Marguerite, la secrétaire du service, vient me voir pour m'informer qu'elle repasse à temps plein à partir de début mai.

Dans mon crâne de féministe en herbe écervelée, et de jeune chef qui en a marre de se coltiner les permanences téléphoniques des mercredis, je m'écrie :

"Chouette alors ! Voilà une excellente nouvelle qui me fait bien plaisir !!"

"Ben, pas à moi ..." me répond Marguerite.

[Gros blanc]


...


"Je me sépare de mon mari en fait ... et ..."

[Gros blanc]

[Larmes aux yeux]



OK, ramasse tes dents, la Fonctionnaire, va toucher toutes les poignées de portes de l'étage, roule toi en boule dans un coin et la prochaine fois, putain, REFLECHIS AVANT DE REAGIR.



Win : -3/5
Glamour : 0/5


Et vous, vous en faites des belles boulettes relationnelles au travail ?

Regarde la poutre qui est dans ton écran au lieu de la paille dans celui de ton voisin...

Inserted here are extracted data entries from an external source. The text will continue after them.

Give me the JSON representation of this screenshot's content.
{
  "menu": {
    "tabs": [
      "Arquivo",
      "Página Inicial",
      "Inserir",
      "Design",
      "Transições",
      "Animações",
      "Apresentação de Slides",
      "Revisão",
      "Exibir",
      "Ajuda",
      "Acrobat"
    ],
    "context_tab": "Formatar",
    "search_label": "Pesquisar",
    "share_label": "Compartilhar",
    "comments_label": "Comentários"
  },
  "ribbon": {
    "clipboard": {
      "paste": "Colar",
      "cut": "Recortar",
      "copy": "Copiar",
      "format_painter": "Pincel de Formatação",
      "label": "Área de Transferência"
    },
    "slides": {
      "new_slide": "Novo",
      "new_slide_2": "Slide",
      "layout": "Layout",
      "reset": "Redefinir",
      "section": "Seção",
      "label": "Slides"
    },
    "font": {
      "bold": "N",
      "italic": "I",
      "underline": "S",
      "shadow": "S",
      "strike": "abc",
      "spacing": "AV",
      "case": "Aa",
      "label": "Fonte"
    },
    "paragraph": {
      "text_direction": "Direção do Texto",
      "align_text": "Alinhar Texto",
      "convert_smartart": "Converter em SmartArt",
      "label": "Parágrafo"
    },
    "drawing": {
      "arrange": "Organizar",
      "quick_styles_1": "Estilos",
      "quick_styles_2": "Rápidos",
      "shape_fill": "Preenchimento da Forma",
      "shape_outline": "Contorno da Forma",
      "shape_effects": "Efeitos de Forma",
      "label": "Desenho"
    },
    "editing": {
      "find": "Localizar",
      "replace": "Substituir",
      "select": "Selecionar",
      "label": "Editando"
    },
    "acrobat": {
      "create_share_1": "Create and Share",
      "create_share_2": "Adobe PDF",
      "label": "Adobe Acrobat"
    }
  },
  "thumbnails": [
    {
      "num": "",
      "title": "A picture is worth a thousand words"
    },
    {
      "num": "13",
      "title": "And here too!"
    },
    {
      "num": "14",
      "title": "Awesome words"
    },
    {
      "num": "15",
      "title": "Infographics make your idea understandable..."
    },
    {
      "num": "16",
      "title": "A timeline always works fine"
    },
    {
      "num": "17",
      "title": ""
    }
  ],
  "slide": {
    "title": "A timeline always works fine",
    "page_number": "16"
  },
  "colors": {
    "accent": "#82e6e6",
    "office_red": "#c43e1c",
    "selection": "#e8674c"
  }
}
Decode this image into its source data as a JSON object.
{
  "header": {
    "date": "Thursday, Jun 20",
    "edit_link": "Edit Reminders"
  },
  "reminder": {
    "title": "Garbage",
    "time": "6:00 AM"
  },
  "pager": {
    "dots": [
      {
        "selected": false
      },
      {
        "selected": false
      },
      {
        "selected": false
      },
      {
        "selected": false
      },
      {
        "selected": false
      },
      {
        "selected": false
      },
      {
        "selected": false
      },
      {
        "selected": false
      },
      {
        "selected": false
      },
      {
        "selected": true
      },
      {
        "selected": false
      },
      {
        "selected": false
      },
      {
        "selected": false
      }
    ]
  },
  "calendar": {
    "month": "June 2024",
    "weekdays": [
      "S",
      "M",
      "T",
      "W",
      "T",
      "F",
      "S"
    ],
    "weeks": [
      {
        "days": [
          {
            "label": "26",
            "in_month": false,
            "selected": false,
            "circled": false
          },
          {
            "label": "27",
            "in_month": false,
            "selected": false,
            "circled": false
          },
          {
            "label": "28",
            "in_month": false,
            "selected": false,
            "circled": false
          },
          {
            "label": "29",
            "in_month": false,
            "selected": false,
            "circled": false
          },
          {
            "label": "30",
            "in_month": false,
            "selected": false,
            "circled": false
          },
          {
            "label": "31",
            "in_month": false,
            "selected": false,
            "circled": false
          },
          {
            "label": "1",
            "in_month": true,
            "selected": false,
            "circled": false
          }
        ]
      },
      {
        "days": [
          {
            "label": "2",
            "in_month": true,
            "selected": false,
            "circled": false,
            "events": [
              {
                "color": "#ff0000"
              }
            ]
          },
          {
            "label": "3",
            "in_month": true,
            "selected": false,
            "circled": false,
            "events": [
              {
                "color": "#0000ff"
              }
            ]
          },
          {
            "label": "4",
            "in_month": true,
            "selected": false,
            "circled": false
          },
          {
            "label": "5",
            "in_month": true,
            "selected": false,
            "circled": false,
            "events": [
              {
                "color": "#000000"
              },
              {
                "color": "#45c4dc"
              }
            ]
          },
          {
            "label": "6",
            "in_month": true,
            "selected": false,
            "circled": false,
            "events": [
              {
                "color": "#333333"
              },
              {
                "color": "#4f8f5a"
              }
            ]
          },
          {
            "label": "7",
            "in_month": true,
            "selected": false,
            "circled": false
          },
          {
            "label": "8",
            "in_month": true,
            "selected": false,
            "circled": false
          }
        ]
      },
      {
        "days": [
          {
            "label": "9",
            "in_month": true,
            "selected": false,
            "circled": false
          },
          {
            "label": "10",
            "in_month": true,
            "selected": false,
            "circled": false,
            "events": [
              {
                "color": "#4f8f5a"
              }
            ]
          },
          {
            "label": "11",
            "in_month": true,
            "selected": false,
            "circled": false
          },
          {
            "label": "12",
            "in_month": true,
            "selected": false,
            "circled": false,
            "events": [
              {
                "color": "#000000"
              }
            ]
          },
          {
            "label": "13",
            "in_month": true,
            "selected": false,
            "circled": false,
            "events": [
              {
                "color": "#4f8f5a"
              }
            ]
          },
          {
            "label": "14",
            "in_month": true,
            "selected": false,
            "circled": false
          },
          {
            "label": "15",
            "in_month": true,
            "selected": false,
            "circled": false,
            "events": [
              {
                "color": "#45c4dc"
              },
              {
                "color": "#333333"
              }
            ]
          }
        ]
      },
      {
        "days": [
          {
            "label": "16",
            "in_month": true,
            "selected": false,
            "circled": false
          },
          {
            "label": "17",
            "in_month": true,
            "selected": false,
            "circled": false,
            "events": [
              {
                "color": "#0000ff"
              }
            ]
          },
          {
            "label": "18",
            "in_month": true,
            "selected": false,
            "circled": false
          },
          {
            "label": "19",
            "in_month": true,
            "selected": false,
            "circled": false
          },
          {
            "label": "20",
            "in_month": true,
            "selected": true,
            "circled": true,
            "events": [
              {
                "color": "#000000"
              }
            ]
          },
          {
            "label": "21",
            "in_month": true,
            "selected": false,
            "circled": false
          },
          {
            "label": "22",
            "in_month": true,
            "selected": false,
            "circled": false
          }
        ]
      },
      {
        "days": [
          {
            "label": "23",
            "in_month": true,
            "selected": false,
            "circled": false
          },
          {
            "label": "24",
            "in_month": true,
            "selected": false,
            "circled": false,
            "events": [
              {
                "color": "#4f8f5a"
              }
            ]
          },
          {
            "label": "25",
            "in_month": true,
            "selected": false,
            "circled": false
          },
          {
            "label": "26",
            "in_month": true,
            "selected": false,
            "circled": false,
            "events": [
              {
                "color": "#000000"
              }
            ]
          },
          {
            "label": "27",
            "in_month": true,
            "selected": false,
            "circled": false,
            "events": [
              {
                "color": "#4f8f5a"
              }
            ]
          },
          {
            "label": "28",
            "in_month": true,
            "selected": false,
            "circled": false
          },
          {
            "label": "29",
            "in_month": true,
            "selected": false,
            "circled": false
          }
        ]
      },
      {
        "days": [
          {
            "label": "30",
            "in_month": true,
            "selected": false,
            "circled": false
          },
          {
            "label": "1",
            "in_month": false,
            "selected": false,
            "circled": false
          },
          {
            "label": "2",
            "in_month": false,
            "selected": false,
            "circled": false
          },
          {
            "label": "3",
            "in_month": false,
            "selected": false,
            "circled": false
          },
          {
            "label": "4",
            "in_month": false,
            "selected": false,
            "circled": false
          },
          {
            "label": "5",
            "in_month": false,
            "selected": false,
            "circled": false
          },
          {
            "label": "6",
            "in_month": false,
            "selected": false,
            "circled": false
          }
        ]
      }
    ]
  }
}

Chez les Working Girls, on aime bien taquiner nos collègues sur leurs petits malheurs dans l'utilisation de l'outil informatique.

Mais nous sommes humaines et donc faillibles. La preuve ?



La semaine dernière, mon ordinateur m'informe que mon disque dur déborde. Il me propose donc de faire un peu de ménage "automatiquement".


Du rangement "gratuit", j'accepte et plutôt deux fois qu'une !

On me propose alors de faire un peu de ménage parmi les logiciels les moins utilisés. Je trie donc la liste par date de dernière utilisation, choppe un tas de logiciel aux noms bizarres non utilisés depuis août 2007 (!), et clique sur Supprimer.

Bazardons les trucs inutiles ...



Le temps que la manip' se fasse et que mon poste redémarre, d'un pas bondissant et alerte, je vais me faire un petit thé, le coeur léger, . Je chantonne même "Le rangement c'est Feng Shui, faire le ménage par le vide, ça libère l'esprit", tout ça.


Je reviens, absolument libérée , et j'ouvre à nouveau ma session.


Rouvrons donc ce document sur lequel je travaillais avant ma petite séance Feng Shui. Double clic, tiens il me propose d' "Enregistrer sous" ... Bizarre ...

Un petit clic droit, "Ouvrir avec", zut Word n'est pas dans la liste des programmes proposés ??? Bien bien bien, ouvrons un peu notre boîte mail pour poser la question au service informatique.

Quoi ??? Outlook a disparu ???


Excell aussi ...


Ah et Power Point s'est fait la malle avec eux, j'espère qu'ils m'enverront une carte postale.


J'ai mis trois heures à appeler le service informatique tellement j'avais honte d'expliquer que j'avais désinstallé tout le pack Office. Entre-temps, j'ai redémarré trois fois pour être certaine de ma boulette, et travaillé sur l'ordinateur d'un collègue, planquée.


Win : 0/5
Glamour : 1/5 (pour le Feng Shui)

Mets toi en lumière ma fille !

Il y a quelques semaines, je papote avec une stagiaire d'un autre service, issue de la même école que moi. Je lui donne quelques conseils sur la façon de rédiger son rapport de stage et sur sa présentation orale.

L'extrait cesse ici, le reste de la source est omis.